The arguments to tr can be strings interpreted as lists of characters instead of character ranges. We could just precompute (or type by hand) the alphabet in order and in reverse order and write

echo wizard | tr abcdefghijklmnopqrstuvwxyz zyxwvutsrqponmlkjihgfedcba | rev

But what if we want to automate generating the alphabet? (Perhaps there's some other character sequence we might care about in another situation.)

seq will generate sequences of numbers in reverse order if given a negative increment:

$ seq 3 -1 1
3
2
1

But seq doesn't generate characters. Luckily, someone has already figured out how to convert from numbers to characters in shell, so we can use the chr() function in our script:

chr() {
    printf \\"$(printf '%03o' "$1")"
}

ShellCheck is not happy with this function because it's abusing printf by generating a string for printf to take as its first argument. The way it works is writing the number it is given as input in octal, prefixing it with a backslash and then using the fact that \NNN where NNN is an octal number is one of the special sequences printf accepts.

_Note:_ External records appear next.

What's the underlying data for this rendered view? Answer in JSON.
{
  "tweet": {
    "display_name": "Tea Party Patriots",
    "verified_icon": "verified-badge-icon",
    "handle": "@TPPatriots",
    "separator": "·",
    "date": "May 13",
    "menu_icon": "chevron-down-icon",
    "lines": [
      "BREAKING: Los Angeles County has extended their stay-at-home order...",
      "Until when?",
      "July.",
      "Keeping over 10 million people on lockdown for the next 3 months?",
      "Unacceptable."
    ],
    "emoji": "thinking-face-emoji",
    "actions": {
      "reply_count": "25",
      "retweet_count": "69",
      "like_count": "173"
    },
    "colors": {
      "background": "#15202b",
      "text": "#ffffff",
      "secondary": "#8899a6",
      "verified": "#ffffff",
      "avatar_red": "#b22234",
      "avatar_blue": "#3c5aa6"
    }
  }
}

As a convenience, we will also take ord() which uses an obscure shell feature to convert a character to a number:

ord() {
    printf '%d' "'$1"
}

Now we can generate the sequence with seq:

$ za="$(for charNum in $(seq "$(ord z)" -1 "$(ord a)")
do
    chr "$charNum"
done)"
$ echo $za
zyxwvutsrqponmlkjihgfedcba

Now we can use $za as an argument to tr:

$ echo wizard | tr a-z "$za" | rev
wizard

Reverse-ordered sequence the easy way

If we are willing to accept a dependency on bash, there is a very useful bashism that simplifies the above:

za="$(echo {z..a} | tr -d ' ')"

This post has some examples of bash's {..} syntax.

$ echo {z..a}
z y x w v u t s r q p o n m l k j i h g f e d c b a

It's intended to be iterated over, which is why it has spaces, but the tr -d ' ' removes the spaces.

Iterate over the dictionary

The following script uses look to find all words which get back to the same word when reversed and the alphabet is reversed:

#!/bin/bash

az="$(echo {a..z} | tr -d ' ')"
za="$(echo {z..a} | tr -d ' ')"

for word in $(look "$1" | tr -d "'" | tr "[:upper:]" "[:lower:]")
do
    if [[ "$(echo "$word" | tr "$az" "$za" | rev)" = "$word" ]]
    then
        echo "$word"
    fi
done

It takes a few minutes to run on my computer. I won't spoil the results, but one of the words with the same property as wizard is sh.